Flax can sometimes be bitter.  Some years ago we were trying to find out why a particular brand of flax seed oil was bitter when it hadn't been so before.  We concluded that it had to have been due to the lack of rain... similar to how some years peaches and other fruits are drier or juicier depending on the amount of rain - honey too.

0
by: Anonymous

I loved the recipe, but there was no way I could remove the paper! :( 

0
by: Anonymous

This turned out Fantastic!  Trader Joe’s is on back order till mid November for their GF crisp bread. This is so much better and I can control the flavors. Yummy!!  

0
by: Anonymous

 So 1 ounce is 6 teaspoons not 6 tablespoons. 

0
by: Anonymous

1 ounce (33 g) of Psyllium Husk Powder in this case is 5.5 tablespoons and closer to Max's 6 TABLESPOONS because it is a powder substance.  Psyllium Husk Powder is an ingredient where the measuring method is affected by the weight.   

0
by: Anonymous

IMO, you should lower your oven temperature for two reasons; least is needing to turn pans and darker edges but most importantly heating nuts and seeds beyond 167C or 325F damages the good natural oils of nuts and seeds.  The heat changes their molecular structure and damages their beneficial fats.  I never oven roast seeds and nuts beyond about 150C or 300F to be on safe side - usually 250 - 275F.  Also, even with a thermometer cooking times can vary as each oven and fan are different as is the humidity and elevation.  One must find their own times for perfection.  If crackers lose some crispness tuck a paper kitchen towel in the jar.

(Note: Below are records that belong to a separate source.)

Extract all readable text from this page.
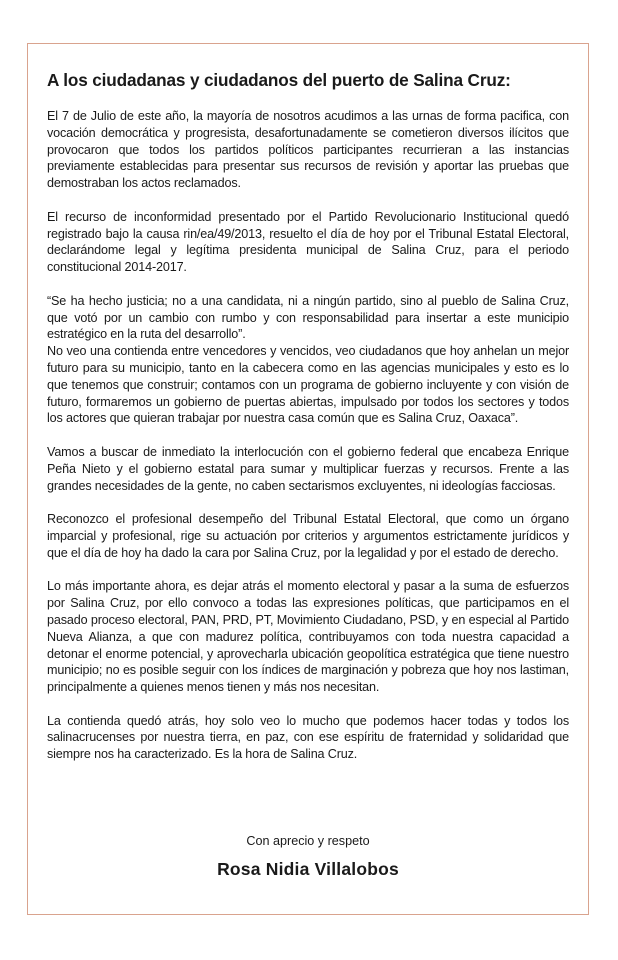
A los ciudadanas y ciudadanos del puerto de Salina Cruz:

El 7 de Julio de este año, la mayoría de nosotros acudimos a las urnas de forma pacifica, con vocación democrática y progresista, desafortunadamente se cometieron diversos ilícitos que provocaron que todos los partidos políticos participantes recurrieran a las instancias previamente establecidas para presentar sus recursos de revisión y aportar las pruebas que demostraban los actos reclamados.

El recurso de inconformidad presentado por el Partido Revolucionario Institucional quedó registrado bajo la causa rin/ea/49/2013, resuelto el día de hoy por el Tribunal Estatal Electoral, declarándome legal y legítima presidenta municipal de Salina Cruz, para el periodo constitucional 2014-2017.

“Se ha hecho justicia; no a una candidata, ni a ningún partido, sino al pueblo de Salina Cruz, que votó por un cambio con rumbo y con responsabilidad para insertar a este municipio estratégico en la ruta del desarrollo”.

No veo una contienda entre vencedores y vencidos, veo ciudadanos que hoy anhelan un mejor futuro para su municipio, tanto en la cabecera como en las agencias municipales y esto es lo que tenemos que construir; contamos con un programa de gobierno incluyente y con visión de futuro, formaremos un gobierno de puertas abiertas, impulsado por todos los sectores y todos los actores que quieran trabajar por nuestra casa común que es Salina Cruz, Oaxaca”.

Vamos a buscar de inmediato la interlocución con el gobierno federal que encabeza Enrique Peña Nieto y el gobierno estatal para sumar y multiplicar fuerzas y recursos. Frente a las grandes necesidades de la gente, no caben sectarismos excluyentes, ni ideologías facciosas.

Reconozco el profesional desempeño del Tribunal Estatal Electoral, que como un órgano imparcial y profesional, rige su actuación por criterios y argumentos estrictamente jurídicos y que el día de hoy ha dado la cara por Salina Cruz, por la legalidad y por el estado de derecho.

Lo más importante ahora, es dejar atrás el momento electoral y pasar a la suma de esfuerzos por Salina Cruz, por ello convoco a todas las expresiones políticas, que participamos en el pasado proceso electoral, PAN, PRD, PT, Movimiento Ciudadano, PSD, y en especial al Partido Nueva Alianza, a que con madurez política, contribuyamos con toda nuestra capacidad a detonar el enorme potencial, y aprovecharla ubicación geopolítica estratégica que tiene nuestro municipio; no es posible seguir con los índices de marginación y pobreza que hoy nos lastiman, principalmente a quienes menos tienen y más nos necesitan.

La contienda quedó atrás, hoy solo veo lo mucho que podemos hacer todas y todos los salinacrucenses por nuestra tierra, en paz, con ese espíritu de fraternidad y solidaridad que siempre nos ha caracterizado. Es la hora de Salina Cruz.

Con aprecio y respeto

Rosa Nidia Villalobos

RE bitterness - flax (aka linseed) is sometimes bitter.  The best answer we've found is the bitterness seems to occur in dry weather years; lack of moisture tends to concentrate the bitter aspects of the seeds and they produce oil that is more concentrated.  Bitterness could be reduced by adding less flax and a touch more oil.  If the crackers don't bind well because of less flax, grind it finer and, if necessary, add a bit of Non GMO cornstarch, arrowroot or tapioca starch or egg white.  The gums are not the best choice as they bind to the stomach and gut and can cause belly aches in people who don't tolerate them well.  For some, they can cause as much or more problems than the gluten they are commonly used to replace.

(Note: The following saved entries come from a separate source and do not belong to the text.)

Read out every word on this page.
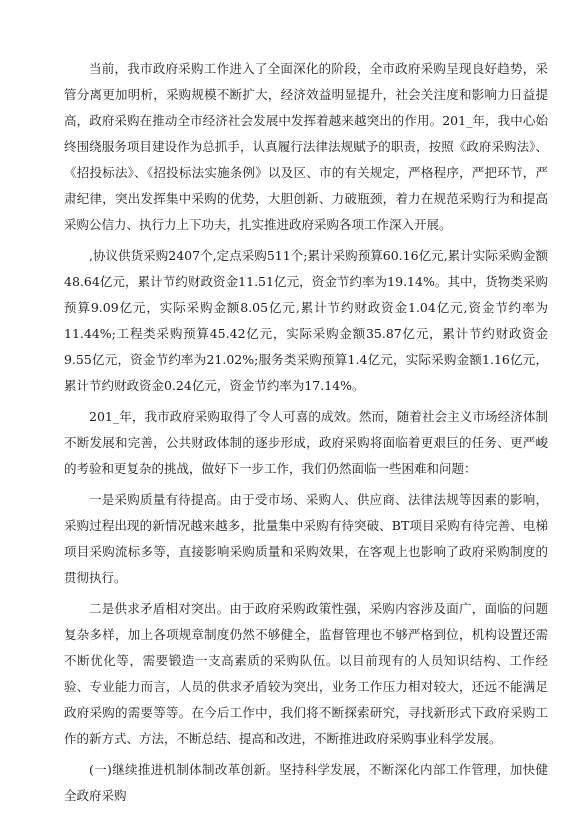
当前，我市政府采购工作进入了全面深化的阶段，全市政府采购呈现良好趋势，采管分离更加明析，采购规模不断扩大，经济效益明显提升，社会关注度和影响力日益提高，政府采购在推动全市经济社会发展中发挥着越来越突出的作用。201_年，我中心始终围绕服务项目建设作为总抓手，认真履行法律法规赋予的职责，按照《政府采购法》、《招投标法》、《招投标法实施条例》以及区、市的有关规定，严格程序，严把环节，严肃纪律，突出发挥集中采购的优势，大胆创新、力破瓶颈，着力在规范采购行为和提高采购公信力、执行力上下功夫，扎实推进政府采购各项工作深入开展。

,协议供货采购2407个,定点采购511个;累计采购预算60.16亿元,累计实际采购金额48.64亿元，累计节约财政资金11.51亿元，资金节约率为19.14%。其中，货物类采购预算9.09亿元，实际采购金额8.05亿元,累计节约财政资金1.04亿元,资金节约率为11.44%;工程类采购预算45.42亿元，实际采购金额35.87亿元，累计节约财政资金9.55亿元，资金节约率为21.02%;服务类采购预算1.4亿元，实际采购金额1.16亿元，累计节约财政资金0.24亿元，资金节约率为17.14%。

201_年，我市政府采购取得了令人可喜的成效。然而，随着社会主义市场经济体制不断发展和完善，公共财政体制的逐步形成，政府采购将面临着更艰巨的任务、更严峻的考验和更复杂的挑战，做好下一步工作，我们仍然面临一些困难和问题：

一是采购质量有待提高。由于受市场、采购人、供应商、法律法规等因素的影响，采购过程出现的新情况越来越多，批量集中采购有待突破、BT项目采购有待完善、电梯项目采购流标多等，直接影响采购质量和采购效果，在客观上也影响了政府采购制度的贯彻执行。

二是供求矛盾相对突出。由于政府采购政策性强，采购内容涉及面广，面临的问题复杂多样，加上各项规章制度仍然不够健全，监督管理也不够严格到位，机构设置还需不断优化等，需要锻造一支高素质的采购队伍。以目前现有的人员知识结构、工作经验、专业能力而言，人员的供求矛盾较为突出，业务工作压力相对较大，还远不能满足政府采购的需要等等。在今后工作中，我们将不断探索研究，寻找新形式下政府采购工作的新方式、方法，不断总结、提高和改进，不断推进政府采购事业科学发展。

(一)继续推进机制体制改革创新。坚持科学发展，不断深化内部工作管理，加快健全政府采购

You said you like serving with fig mustard.  I never liked mustard much until I spent a summer on a Saskatchewan farm where it went into recipes I never would have thought of using it in.  I love figs and would like to try this.  Do you have a recipe to post along with this one?

Time to bake.  Cheers.

0
by: Anonymous

I wonder how long and how does the  dough keep? Can I leave it out on the counter overnight or refrigerate it?